Comprehensive draft protection in a new home includes:

  • A continuous air barrier around the whole house
  • Caulking and sealing in all holes and cracks
  • Installation of sill plates

Poorly sealed homes are less comfortable and cost more to maintain since they open the house to drafts, cold spots, moisture, and insects. Draft protection and air-sealing minimizes air flow that can impede a high-performance insulation system, so being meticulous here means less wasted energy along with enhanced comfort, health, and durability.

Any seams where two different building components come together in the building shell can leak air, and the sill plate where the wall meets the concrete foundation is especially susceptible to air leakage.

The best way to air-seal the sill plate is to place a sill sealer (also called a sill gasket) on the concrete before putting the sill plate down.
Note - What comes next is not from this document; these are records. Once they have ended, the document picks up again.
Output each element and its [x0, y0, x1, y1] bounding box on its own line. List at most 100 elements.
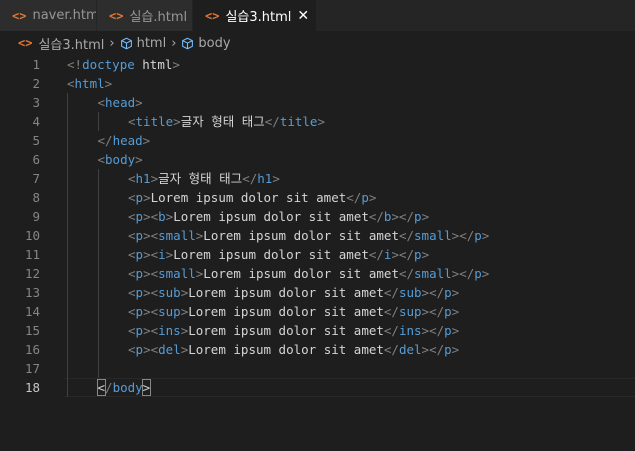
line-number: 6 [32, 152, 40, 167]
breadcrumb-file[interactable]: 실습3.html [38, 34, 104, 53]
code-text: <head> [98, 93, 143, 112]
code-line[interactable]: 1 <!doctype html> [0, 55, 635, 74]
code-line[interactable]: 8 <p>Lorem ipsum dolor sit amet</p> [0, 188, 635, 207]
tag-punctuation: > [421, 209, 430, 224]
tag-punctuation: > [451, 342, 460, 357]
tab-label: 실습3.html [225, 10, 292, 25]
indent-guide [67, 264, 68, 283]
tag-punctuation: </ [346, 190, 362, 205]
tag-name: p [135, 285, 144, 300]
tag-name: p [135, 342, 144, 357]
code-line[interactable]: 11 <p><i>Lorem ipsum dolor sit amet</i></… [0, 245, 635, 264]
tag-punctuation: </ [398, 266, 415, 281]
indent-guide [97, 245, 99, 264]
tag-punctuation: > [481, 266, 490, 281]
code-line[interactable]: 7 <h1>글자 형태 태그</h1> [0, 169, 635, 188]
tag-name: p [414, 247, 422, 262]
tag-name: body [105, 152, 136, 167]
line-number: 11 [24, 247, 40, 262]
tag-punctuation: ></ [421, 285, 445, 300]
text-content: Lorem ipsum dolor sit amet [188, 323, 384, 338]
code-line[interactable]: 12 <p><small>Lorem ipsum dolor sit amet</… [0, 264, 635, 283]
code-line[interactable]: 13 <p><sub>Lorem ipsum dolor sit amet</su… [0, 283, 635, 302]
code-line[interactable]: 4 <title>글자 형태 태그</title> [0, 112, 635, 131]
chevron-right-icon: › [109, 35, 115, 51]
code-text: </body> [96, 378, 152, 397]
tag-punctuation: </ [368, 247, 384, 262]
tag-punctuation: > [141, 379, 152, 396]
code-text: </head> [98, 131, 151, 150]
tag-name: p [135, 247, 144, 262]
text-content: Lorem ipsum dolor sit amet [150, 190, 347, 205]
indent-guide [67, 93, 68, 112]
tag-punctuation: < [128, 247, 136, 262]
tab-label: naver.html [32, 8, 103, 23]
tag-punctuation: </ [97, 133, 113, 148]
code-line[interactable]: 5 </head> [0, 131, 635, 150]
tag-name: title [135, 114, 174, 129]
tag-punctuation: > [135, 152, 143, 167]
line-number: 3 [32, 95, 40, 110]
tag-punctuation: >< [143, 304, 159, 319]
indent-guide [97, 359, 99, 378]
indent-guide [97, 226, 99, 245]
tab-silseup3-html[interactable]: <> 실습3.html ✕ [192, 0, 316, 31]
tag-name: ins [158, 323, 181, 338]
code-text: <p><b>Lorem ipsum dolor sit amet</b></p> [128, 207, 429, 226]
code-line[interactable]: 17 [0, 359, 635, 378]
code-editor[interactable]: 1 <!doctype html> 2 <html> 3 <head> 4 <title>글자… [0, 55, 635, 397]
tag-punctuation: > [451, 285, 460, 300]
text-content: Lorem ipsum dolor sit amet [173, 247, 369, 262]
code-line[interactable]: 9 <p><b>Lorem ipsum dolor sit amet</b></p… [0, 207, 635, 226]
indent-guide [97, 302, 99, 321]
indent-guide [67, 169, 68, 188]
tag-punctuation: < [97, 95, 106, 110]
indent-guide [67, 112, 68, 131]
tag-name: small [414, 266, 452, 281]
tag-punctuation: > [451, 304, 460, 319]
tag-punctuation: > [481, 228, 490, 243]
code-line[interactable]: 16 <p><del>Lorem ipsum dolor sit amet</de… [0, 340, 635, 359]
code-line[interactable]: 15 <p><ins>Lorem ipsum dolor sit amet</in… [0, 321, 635, 340]
code-text: <p><del>Lorem ipsum dolor sit amet</del>… [128, 340, 459, 359]
line-number: 15 [24, 323, 40, 338]
indent-guide [97, 340, 99, 359]
tab-silseup-html[interactable]: <> 실습.html [96, 0, 192, 31]
tag-name: p [444, 304, 452, 319]
breadcrumb: <> 실습3.html › html › body [0, 31, 635, 55]
indent-guide [67, 302, 68, 321]
tag-punctuation: ></ [391, 209, 415, 224]
tag-name: sub [398, 285, 422, 300]
tag-name: p [135, 209, 144, 224]
tag-name: del [158, 342, 181, 357]
tag-punctuation: ></ [451, 228, 475, 243]
tag-name: p [135, 266, 144, 281]
tag-punctuation: < [67, 76, 75, 91]
breadcrumb-item-body[interactable]: body [198, 36, 230, 51]
code-line[interactable]: 2 <html> [0, 74, 635, 93]
tag-name: p [135, 228, 144, 243]
tag-punctuation: < [128, 114, 136, 129]
code-line[interactable]: 10 <p><small>Lorem ipsum dolor sit amet</… [0, 226, 635, 245]
tag-name: ins [398, 323, 422, 338]
indent-guide [97, 188, 99, 207]
tag-punctuation: ></ [391, 247, 415, 262]
text-content: Lorem ipsum dolor sit amet [188, 304, 384, 319]
line-number: 1 [32, 57, 40, 72]
code-line[interactable]: 3 <head> [0, 93, 635, 112]
tag-punctuation: </ [383, 304, 399, 319]
breadcrumb-item-html[interactable]: html [137, 36, 167, 51]
tag-punctuation: < [128, 285, 136, 300]
tab-naver-html[interactable]: <> naver.html [0, 0, 102, 31]
html-file-icon: <> [12, 8, 27, 23]
code-line[interactable]: 14 <p><sup>Lorem ipsum dolor sit amet</su… [0, 302, 635, 321]
text-content: Lorem ipsum dolor sit amet [188, 342, 384, 357]
code-line[interactable]: 18 </body> [0, 378, 635, 397]
tag-punctuation: >< [143, 228, 159, 243]
indent-guide [97, 112, 99, 131]
code-line[interactable]: 6 <body> [0, 150, 635, 169]
text-content: Lorem ipsum dolor sit amet [188, 285, 384, 300]
close-icon[interactable]: ✕ [297, 8, 309, 24]
line-number: 13 [24, 285, 40, 300]
tag-punctuation: ></ [451, 266, 475, 281]
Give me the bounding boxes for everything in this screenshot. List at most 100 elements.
  • Lay the sill plate boards along the perimeter of the foundation. Set the edge of the sill plate back from the outside face of the foundation at a distance equal to the thickness of the exterior sheathing. Be sure to mark the locations of the anchor bolts and drill holes for the bolts. Test the boards on the sill to see if they fit and then set them aside for later.
  • If desired, install termite shield so that the outer edge hangs out from the exterior wall and is bent at an angle to form a drip edge and a diverter. Seal the shield to the concrete with epoxy and glue joints in the flashing with epoxy. Another option is to solder the joints.
  • Roll out sill sealer along the perimeter of the foundation wall, pressing down and cutting if necessary to allow anchor bolts to come through the sealer. Next, apply caulk around anchor bolts.
  • Lay sill board back in place over termite shield, sill sealer, and anchor bolts and secure with washers and nuts.